63 years after his death, heavyweight champion Jack Johnson is as close as ever to being pardoned for a crime he probably didn't commit.
Johnson, born in Galveston, Texas in 1878, became the first black world heavyweight champion in 1908. He had to chase at least the last two champions around the world for at least a few years to get his opportunity.
Pardoning Johnson for his violation of the Mann Act in 1913 has been in the works for years. Ken Burns and PBS produced a film about him, "Unforgivable Blackness: The Rise and fall of jack Johnson." Everyone involved hitched their wagons to Senator John McCain to get the pardon through the Senate but it just never happened.

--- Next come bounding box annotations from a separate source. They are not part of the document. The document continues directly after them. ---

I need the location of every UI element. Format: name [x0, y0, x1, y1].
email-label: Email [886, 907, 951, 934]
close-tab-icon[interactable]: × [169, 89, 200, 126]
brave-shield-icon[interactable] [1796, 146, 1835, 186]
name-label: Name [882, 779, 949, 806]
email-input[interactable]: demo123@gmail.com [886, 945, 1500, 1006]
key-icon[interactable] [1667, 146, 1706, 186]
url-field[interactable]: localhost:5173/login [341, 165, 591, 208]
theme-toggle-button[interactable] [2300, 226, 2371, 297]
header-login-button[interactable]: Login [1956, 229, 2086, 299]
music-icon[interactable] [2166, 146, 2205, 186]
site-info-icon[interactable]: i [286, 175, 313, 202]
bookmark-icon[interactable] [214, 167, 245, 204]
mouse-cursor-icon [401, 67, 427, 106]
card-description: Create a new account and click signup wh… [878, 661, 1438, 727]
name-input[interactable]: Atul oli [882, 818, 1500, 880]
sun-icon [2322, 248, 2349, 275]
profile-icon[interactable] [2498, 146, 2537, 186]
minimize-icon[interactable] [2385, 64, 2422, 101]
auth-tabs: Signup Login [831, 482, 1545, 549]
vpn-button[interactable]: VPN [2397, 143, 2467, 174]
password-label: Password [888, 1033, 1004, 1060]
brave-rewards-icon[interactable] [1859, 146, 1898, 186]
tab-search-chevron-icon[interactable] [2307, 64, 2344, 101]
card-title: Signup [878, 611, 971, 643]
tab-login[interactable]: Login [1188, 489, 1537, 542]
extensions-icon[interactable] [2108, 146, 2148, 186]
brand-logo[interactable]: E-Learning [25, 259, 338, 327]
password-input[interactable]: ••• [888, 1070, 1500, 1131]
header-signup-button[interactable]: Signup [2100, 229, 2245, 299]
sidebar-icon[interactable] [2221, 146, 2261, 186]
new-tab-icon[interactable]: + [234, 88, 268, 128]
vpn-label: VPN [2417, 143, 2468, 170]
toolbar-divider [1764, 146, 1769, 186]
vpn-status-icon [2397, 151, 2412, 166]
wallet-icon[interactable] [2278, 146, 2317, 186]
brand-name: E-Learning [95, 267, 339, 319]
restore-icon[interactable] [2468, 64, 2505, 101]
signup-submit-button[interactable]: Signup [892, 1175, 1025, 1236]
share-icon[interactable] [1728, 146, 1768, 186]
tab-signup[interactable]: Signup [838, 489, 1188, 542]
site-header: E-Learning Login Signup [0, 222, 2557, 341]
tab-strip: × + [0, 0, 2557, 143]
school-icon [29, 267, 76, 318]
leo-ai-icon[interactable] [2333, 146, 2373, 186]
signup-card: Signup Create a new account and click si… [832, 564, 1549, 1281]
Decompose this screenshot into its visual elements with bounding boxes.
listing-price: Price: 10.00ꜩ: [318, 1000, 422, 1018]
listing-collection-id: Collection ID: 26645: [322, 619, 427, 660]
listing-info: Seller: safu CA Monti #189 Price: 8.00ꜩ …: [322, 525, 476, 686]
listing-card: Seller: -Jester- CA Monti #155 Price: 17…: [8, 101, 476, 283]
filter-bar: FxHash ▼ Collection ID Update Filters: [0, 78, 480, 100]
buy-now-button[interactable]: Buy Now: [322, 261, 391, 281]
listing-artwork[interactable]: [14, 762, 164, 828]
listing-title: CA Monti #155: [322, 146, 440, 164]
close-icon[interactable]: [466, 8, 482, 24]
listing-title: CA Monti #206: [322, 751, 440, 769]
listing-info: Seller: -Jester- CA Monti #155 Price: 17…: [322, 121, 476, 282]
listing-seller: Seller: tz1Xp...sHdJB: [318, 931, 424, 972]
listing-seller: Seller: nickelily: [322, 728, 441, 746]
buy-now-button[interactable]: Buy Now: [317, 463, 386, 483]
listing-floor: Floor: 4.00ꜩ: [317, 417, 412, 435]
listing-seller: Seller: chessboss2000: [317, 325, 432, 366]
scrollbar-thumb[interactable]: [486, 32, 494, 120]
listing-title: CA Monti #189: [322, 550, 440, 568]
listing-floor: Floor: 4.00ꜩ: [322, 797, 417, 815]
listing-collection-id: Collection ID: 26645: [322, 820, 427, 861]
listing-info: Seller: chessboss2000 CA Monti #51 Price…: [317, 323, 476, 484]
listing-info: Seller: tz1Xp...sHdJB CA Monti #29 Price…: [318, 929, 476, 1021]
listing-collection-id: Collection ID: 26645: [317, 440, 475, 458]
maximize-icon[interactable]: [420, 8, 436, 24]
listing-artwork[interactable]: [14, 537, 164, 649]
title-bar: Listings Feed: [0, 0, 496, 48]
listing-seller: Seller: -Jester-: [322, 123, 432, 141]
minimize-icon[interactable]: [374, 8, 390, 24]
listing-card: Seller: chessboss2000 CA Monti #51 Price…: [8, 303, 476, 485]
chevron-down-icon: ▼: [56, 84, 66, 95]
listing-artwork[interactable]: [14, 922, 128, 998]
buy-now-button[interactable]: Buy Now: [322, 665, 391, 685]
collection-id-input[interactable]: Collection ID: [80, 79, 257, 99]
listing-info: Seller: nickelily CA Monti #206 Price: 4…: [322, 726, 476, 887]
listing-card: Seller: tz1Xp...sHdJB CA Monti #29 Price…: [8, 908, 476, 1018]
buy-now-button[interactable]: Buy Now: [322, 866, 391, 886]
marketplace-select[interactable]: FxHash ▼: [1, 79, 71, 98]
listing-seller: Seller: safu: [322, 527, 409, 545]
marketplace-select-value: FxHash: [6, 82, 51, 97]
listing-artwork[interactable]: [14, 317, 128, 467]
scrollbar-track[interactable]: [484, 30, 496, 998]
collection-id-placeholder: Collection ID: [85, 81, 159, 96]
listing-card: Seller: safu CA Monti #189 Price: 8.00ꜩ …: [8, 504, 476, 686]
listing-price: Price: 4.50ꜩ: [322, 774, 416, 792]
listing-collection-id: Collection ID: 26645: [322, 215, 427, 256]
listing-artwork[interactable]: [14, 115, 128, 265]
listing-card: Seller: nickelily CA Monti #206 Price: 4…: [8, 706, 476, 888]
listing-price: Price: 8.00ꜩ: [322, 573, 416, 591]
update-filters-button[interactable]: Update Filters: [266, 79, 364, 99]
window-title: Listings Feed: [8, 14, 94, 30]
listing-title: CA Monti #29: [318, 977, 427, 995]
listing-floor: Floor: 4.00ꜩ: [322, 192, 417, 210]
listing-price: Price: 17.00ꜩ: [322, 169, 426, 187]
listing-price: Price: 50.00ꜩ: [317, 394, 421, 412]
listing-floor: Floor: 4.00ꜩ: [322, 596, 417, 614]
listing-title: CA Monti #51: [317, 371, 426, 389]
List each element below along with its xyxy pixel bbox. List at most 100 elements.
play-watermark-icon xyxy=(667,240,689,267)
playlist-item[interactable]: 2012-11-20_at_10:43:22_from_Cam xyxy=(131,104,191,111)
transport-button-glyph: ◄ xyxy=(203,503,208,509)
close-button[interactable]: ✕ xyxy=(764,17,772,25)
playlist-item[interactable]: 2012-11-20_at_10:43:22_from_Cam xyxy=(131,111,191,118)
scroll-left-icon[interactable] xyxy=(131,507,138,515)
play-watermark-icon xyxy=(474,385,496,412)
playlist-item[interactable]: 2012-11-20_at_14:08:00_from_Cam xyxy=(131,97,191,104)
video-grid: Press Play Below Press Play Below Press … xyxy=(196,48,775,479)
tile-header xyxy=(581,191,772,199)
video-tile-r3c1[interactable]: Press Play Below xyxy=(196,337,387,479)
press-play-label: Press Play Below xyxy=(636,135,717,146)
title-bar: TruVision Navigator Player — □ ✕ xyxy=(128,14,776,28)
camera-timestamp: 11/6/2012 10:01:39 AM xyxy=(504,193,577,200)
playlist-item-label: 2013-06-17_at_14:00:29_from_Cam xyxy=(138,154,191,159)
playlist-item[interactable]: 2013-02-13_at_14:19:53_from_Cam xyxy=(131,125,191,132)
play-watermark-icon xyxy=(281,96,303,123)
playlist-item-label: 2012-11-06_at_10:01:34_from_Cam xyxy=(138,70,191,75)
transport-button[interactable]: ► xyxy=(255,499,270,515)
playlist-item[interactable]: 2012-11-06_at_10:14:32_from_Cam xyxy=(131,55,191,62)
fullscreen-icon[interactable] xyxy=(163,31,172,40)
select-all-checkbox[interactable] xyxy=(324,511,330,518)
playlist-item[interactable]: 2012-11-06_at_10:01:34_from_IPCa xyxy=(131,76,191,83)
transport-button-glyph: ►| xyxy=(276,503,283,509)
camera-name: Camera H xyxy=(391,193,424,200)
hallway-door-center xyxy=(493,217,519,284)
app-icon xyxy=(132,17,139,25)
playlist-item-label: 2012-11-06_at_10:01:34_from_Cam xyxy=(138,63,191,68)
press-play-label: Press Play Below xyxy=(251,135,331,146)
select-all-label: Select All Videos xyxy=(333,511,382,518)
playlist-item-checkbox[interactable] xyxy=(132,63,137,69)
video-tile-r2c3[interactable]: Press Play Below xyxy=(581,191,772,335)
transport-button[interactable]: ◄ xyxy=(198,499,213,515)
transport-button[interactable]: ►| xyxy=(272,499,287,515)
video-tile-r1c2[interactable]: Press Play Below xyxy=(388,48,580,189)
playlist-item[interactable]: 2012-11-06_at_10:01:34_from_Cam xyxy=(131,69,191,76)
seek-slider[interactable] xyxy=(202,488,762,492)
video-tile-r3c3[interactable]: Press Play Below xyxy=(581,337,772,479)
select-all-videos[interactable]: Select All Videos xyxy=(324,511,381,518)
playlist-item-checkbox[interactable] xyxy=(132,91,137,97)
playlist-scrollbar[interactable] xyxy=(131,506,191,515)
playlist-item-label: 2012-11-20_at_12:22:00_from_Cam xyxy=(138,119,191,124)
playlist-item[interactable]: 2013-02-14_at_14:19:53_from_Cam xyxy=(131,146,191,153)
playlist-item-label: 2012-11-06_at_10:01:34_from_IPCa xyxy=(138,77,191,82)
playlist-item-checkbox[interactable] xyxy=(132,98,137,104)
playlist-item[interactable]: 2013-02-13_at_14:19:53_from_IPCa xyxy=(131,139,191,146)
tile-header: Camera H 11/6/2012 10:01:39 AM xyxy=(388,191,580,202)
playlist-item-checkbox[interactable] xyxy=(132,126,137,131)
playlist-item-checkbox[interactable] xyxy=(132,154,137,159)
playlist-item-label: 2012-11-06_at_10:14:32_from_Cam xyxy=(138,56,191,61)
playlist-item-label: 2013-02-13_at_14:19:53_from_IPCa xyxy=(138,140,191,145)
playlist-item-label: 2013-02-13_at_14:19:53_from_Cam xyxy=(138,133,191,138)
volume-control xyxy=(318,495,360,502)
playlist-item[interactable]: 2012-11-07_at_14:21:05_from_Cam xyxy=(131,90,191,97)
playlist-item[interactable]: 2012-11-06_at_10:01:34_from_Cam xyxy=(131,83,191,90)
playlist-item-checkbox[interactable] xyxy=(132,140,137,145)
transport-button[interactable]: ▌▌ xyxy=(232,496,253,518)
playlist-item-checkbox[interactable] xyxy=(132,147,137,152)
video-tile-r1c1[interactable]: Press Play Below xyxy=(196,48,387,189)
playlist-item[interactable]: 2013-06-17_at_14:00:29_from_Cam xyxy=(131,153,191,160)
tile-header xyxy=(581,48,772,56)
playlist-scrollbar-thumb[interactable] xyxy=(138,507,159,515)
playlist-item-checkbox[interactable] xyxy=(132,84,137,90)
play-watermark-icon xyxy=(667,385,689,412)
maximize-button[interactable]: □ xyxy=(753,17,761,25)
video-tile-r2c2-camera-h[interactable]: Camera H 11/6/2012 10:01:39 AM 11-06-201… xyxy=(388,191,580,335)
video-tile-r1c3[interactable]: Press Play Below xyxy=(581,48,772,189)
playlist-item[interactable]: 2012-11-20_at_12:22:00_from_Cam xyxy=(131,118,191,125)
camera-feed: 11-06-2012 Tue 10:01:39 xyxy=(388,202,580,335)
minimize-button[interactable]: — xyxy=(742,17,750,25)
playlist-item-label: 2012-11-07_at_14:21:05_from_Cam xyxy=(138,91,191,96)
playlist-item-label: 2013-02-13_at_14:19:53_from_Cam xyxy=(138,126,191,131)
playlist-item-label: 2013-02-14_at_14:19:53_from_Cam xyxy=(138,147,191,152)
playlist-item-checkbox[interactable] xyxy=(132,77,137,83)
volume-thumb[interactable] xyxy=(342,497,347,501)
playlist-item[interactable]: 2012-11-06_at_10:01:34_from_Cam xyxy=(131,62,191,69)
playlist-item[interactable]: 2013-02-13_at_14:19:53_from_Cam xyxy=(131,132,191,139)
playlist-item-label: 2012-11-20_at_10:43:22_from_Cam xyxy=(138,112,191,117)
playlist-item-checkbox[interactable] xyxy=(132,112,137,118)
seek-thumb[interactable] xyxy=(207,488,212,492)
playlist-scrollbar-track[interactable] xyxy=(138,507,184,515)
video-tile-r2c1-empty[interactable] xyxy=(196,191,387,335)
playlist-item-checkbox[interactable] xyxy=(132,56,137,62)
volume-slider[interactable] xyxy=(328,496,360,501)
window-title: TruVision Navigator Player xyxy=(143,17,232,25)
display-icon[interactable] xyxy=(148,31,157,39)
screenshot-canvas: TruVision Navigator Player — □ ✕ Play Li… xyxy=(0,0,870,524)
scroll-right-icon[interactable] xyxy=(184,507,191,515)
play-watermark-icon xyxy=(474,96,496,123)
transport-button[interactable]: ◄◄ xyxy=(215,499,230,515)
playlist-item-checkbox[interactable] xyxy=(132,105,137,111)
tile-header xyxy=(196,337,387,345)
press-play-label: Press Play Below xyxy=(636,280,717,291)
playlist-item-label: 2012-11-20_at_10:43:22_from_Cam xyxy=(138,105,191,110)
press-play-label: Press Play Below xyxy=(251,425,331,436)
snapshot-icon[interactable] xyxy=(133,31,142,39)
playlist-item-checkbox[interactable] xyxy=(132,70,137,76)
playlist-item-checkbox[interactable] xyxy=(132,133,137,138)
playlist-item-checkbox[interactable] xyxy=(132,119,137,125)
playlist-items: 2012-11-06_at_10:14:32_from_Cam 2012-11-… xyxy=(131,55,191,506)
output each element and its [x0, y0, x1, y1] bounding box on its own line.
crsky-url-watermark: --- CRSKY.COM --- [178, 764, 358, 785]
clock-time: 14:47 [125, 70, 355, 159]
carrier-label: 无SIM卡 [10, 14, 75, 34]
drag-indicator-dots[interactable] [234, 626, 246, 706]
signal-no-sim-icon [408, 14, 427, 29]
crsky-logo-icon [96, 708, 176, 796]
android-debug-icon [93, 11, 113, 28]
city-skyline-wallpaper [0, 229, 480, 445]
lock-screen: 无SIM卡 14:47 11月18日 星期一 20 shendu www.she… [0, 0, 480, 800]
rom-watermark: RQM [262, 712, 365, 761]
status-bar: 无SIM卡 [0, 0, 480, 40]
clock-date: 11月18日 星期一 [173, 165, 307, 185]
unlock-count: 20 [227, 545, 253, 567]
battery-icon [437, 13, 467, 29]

Now it has. I have researched this myself and talked to a lot of old-timers and I believe Johnson was a pretty bad dude. However, he wasn't guilty of violating the Mann Act, which involved taking a woman across state lines for immoral purposes.
This is the charge former New York Governor Elliot Spitzer faced recently so he cut a deal and resigned. Spitzer found a girl through an escort service on the Internet and had her travel from New York to Washington D.C.
It has always been rumored to be a trumped-up charge. Johnson left America as a fugitive and would fight in Europe and elsewhere he was allowed by the local governments so as to maximize his meal ticket - the world's heavyweight championship.
Johnson is considered universally as one of the top 10 heavyweight boxers of all time. Some rate him in the top three, just behind Joe Louis and Muhammad Ali.
His career record was 73-13, (40 KO's), with eight successful world championship title defenses along with numerous exhibition bouts.
There is incredibly a lot of black and white film of Johnson fighting. He was both very flamboyant and notorious; His wealth allowed him to live to the extremes of his day,
Johnson died in 1948, at the age of 68, after a car accident in North Carolina.